The documentary, which won the Golden Lion for best film at this year’s Venice International Film Festival, moves back and forth in time. Its chronicle of Goldin’s rise through New York’s underground art scene of the 1970s and ‘80s, driven by her autobiographical work-in-progress “The Ballad of Sexual Dependency,” digs further into trauma from the artist’s childhood and the tragic loss of her older sister. More current verite sequences follow the artist, who barely survived an OxyContin addiction, leading her activist group P.A.I.N. (Prescription Addiction Intervention Now) in a series of protests that persuaded museums worldwide to end their associations with the Sackler family.
Flashbacks to the AIDS crisis, which decimated the downtown New York bohemia that nurtured Goldin, and to the confrontational work of the activist group ACT UP, serve as a powerful parallel to the photographer’s current mission. The so-called “culture wars” of the 1980s are also evoked, so strangely timely in today’s polarized political landscape.
“On paper that’s OK — but it takes time,” Poitras said of the film’s structure. The filmmaker and her editors, Joe Bini and Amy Foote, took some cues from Lynne Ramsay’s 2011 drama “We Need to Talk About Kevin,” which Bini also edited. “Joe had some really strong ideas about how to build this interweave between the past and the present.”
The film prompts a question, Foote said. “What is it about this woman that is able to do this and relentlessly go after people and take such great risks? By juxtaposing her past, her inner story is a window into answering that question,” the editor added. “There’s so much silence in her back story, going in and out of that creates an interesting dynamic. The [activist] story is so loud and noisy and messy and then you’re just in silence.”

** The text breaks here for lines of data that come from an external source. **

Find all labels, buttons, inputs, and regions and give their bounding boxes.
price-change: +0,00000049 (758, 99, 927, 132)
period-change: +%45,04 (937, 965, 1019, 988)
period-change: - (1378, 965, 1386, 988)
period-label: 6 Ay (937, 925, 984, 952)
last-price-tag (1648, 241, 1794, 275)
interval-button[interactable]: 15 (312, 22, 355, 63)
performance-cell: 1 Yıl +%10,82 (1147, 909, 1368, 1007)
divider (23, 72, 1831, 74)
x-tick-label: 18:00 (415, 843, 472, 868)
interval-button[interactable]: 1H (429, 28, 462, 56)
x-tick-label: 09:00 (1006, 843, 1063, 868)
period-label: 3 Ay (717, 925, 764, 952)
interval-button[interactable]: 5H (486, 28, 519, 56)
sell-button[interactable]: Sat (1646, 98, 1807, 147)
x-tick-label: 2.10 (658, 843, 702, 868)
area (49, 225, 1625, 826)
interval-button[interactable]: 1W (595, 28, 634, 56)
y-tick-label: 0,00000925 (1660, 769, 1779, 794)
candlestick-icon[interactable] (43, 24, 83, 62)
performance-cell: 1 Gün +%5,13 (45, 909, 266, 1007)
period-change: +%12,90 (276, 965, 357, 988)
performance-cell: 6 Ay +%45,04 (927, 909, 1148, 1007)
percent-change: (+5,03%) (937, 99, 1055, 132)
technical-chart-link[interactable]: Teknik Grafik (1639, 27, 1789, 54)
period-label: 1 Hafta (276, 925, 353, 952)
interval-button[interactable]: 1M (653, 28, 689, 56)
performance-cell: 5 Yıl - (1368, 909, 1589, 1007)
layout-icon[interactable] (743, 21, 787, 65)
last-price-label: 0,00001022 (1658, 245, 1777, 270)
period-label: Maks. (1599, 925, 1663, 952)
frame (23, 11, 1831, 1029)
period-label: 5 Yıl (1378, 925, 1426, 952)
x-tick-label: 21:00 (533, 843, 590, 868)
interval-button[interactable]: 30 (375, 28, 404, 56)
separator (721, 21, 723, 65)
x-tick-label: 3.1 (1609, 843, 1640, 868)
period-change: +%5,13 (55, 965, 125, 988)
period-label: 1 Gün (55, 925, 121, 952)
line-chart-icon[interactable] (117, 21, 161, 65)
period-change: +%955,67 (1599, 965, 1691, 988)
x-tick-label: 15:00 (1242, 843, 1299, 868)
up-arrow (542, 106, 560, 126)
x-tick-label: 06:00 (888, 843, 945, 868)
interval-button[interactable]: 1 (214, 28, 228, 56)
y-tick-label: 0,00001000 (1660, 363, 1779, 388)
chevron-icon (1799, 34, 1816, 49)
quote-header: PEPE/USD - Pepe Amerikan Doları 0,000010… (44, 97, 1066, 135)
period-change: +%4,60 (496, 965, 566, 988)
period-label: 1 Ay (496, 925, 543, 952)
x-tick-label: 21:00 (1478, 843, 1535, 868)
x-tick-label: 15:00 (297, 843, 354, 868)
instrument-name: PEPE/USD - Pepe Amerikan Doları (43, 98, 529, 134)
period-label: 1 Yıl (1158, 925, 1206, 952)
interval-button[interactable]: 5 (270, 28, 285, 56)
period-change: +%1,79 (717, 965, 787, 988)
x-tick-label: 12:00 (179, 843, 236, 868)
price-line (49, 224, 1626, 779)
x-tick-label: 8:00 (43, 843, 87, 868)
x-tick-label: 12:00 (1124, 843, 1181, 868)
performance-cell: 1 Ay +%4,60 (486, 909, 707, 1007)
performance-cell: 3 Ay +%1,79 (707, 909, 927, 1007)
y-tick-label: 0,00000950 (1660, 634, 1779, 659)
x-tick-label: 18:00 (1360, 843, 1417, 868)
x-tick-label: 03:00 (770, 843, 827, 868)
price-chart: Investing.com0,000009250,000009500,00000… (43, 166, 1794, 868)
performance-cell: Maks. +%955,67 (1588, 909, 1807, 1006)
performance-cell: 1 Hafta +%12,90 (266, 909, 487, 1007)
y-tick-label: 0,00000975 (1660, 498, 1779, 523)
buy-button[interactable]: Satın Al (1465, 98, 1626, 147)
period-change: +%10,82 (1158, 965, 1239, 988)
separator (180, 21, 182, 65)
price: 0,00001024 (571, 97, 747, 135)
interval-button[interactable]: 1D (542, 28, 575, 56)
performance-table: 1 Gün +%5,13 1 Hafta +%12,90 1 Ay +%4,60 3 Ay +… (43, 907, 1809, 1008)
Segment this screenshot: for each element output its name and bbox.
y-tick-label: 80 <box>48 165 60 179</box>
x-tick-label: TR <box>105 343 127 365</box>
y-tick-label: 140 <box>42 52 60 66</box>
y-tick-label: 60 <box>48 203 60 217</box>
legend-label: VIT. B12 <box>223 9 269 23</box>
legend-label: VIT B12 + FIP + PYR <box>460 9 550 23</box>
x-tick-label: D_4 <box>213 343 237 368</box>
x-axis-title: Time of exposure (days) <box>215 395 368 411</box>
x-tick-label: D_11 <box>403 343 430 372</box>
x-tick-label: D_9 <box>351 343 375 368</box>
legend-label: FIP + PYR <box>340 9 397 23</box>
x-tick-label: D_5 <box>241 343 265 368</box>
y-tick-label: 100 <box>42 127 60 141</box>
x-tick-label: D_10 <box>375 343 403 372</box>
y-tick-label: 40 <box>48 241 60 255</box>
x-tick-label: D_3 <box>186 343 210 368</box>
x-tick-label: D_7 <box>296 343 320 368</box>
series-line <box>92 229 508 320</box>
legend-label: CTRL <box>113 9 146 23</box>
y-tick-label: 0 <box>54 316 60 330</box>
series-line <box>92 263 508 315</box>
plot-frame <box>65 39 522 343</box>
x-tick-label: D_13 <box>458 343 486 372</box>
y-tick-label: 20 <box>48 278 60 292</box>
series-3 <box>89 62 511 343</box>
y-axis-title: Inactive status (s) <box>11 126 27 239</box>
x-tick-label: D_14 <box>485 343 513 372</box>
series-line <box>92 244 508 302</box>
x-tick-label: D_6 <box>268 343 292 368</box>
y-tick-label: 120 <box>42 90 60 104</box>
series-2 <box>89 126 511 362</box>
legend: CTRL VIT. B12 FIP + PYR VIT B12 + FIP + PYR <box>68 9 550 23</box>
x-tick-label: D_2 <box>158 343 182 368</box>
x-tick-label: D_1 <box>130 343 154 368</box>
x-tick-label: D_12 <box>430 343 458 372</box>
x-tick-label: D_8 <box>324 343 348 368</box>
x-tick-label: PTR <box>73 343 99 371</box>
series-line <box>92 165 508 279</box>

The core of the film is Goldin’s own voice, which Poitras recorded in a series of conversations and which overlays different time frames with piercing and eloquent candor. “These interviews with Nan are just really powerful and emotional,” Poitras said. “And you felt that immediately the first time we sat down and talked that there’s an unfiltered-ness and rawness [and] the way that it worked with her images was really powerful.” During these sessions, Poitras left the camera off. “It would have never been possible to get that kind of intimacy if there had been a crew in the room,” she said. “She speaks so bravely about her life and that was only possible because we were alone.”
The sense of urgency that pervades Poitras’ films grows throughout “All the Beauty,” more so with the unexpected arrival of a mysterious figure who begins to shadow Goldin’s activist group. “That’s the playbook, right?” Poitras said. “It’s pure intimidation.” The inclusion of the mystery man introduces an anxious vibe familiar in her films. The filmmaker managed to identify the man, who also was spoken with, but decided not to focus more extensively on his presence. “He was just a working-class guy who didn’t know who hired him,” she said. “He didn’t know who he was following.”
The drama propels the story toward its emotional climax, as Goldin’s once seemingly quixotic campaign shakes the museum world to its core. “It took a long time,” Poitras said. “But then it happened. It’s a hopeful story in that sense. The direct action that a small group of people meeting in someone’s living room can take on a billionaire family.”